Tedavi süreci kanserin bulunduğu yere bağlıdır. Metastaz yapmayan kanseri tedavi etmek çok daha kolaydır. Metastaz yapan bir kanser; yapının tamamen yok edilmesini zorlaştırır, herhangi bir kanser hücresini hastanın vücudunda kalma durumunda hastalık tekrar gelişebilir. Kanserin nerede bulunduğuna bağlı olarak kanserli dokuların ve bazı sağlıklı dokuların çıkarılması için ameliyat önerilebilir. Ekstremite amputasyonu da gerekli olabilir. Kalan kanserli hücreleri yok etmeye yardımcı olarak operasyondan 2 hafta sonra kemoterapi önerilebilirken, operasyon öncesi de kemoterapi tedavisine başlanabilmektedir. Fibrosarkomlu bir kedi kemoterapiye maruz kaldığında tanı ve tedaviden sonra 2 veya 3 yıl yaşayabilir.

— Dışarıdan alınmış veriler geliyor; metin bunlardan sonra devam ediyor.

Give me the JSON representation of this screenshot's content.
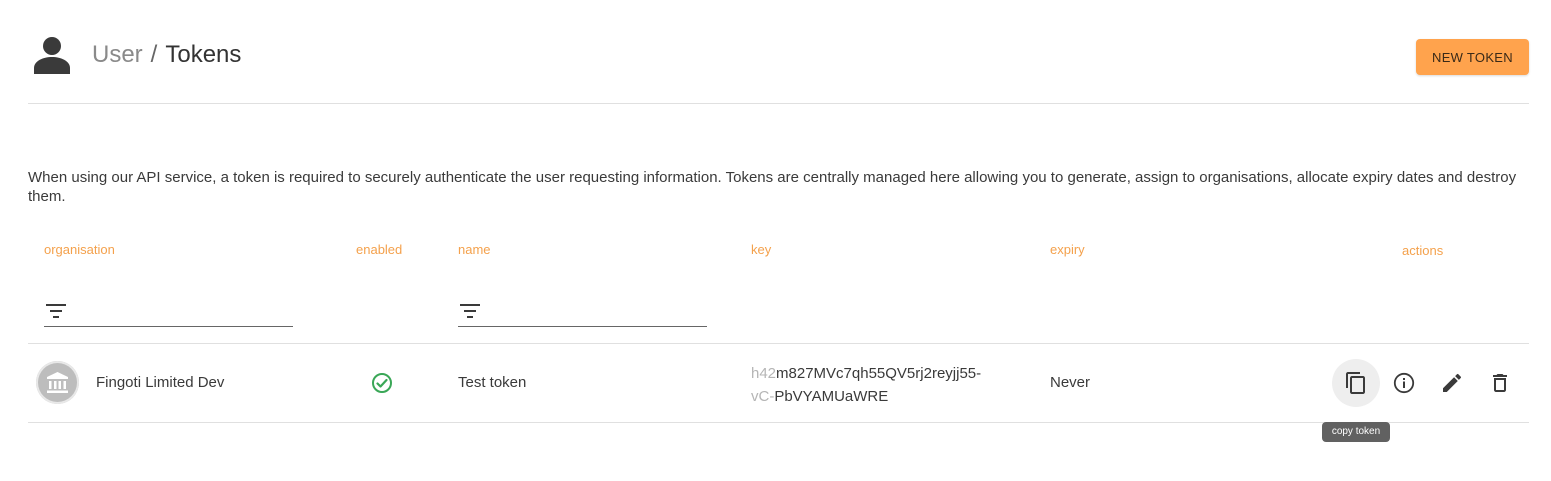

Ayrıca ağrı kesiciler de ağrı kontrolü açısından önerilmektedir. İmmünoterapi, akupunktur veya beslenme tedavisi dahil olmak üzere tamamlayıcı tedaviler de düşünülebilir.
Kedilerde fibrosarkomun geri kazanımı:
Fibrosarkomdan iyileşme; tümörün nerede bulunduğuna, tümörün kedide ne kadar süre kaldığına ve derecesine bağlıdır. Derece; tümör içindeki hücre bölünme sıklığı ile belirlenir. Çok genç kedilerin (1 yaşına kadar) malign tümörlere sahip olma olasılığı daha yüksektir. Kedi fibrosarkomdan ölürse; ölüm büyük olasılıkla primer bölge tümörlerinin nüksünden kaynaklanır. Tedavi süresince evcil hayvan sahipleri; kedinin tümörü çizmesini, ısırmasını, yalamasını veya sürtmesini engellemelidir. Etkilenen alanın ülsere dönüşmesi durumunda bölge temiz tutulmalıdır. Ameliyat sonrası ise herhangi bir dikiş kaybı, şişme ve kanama takip edilmelidir.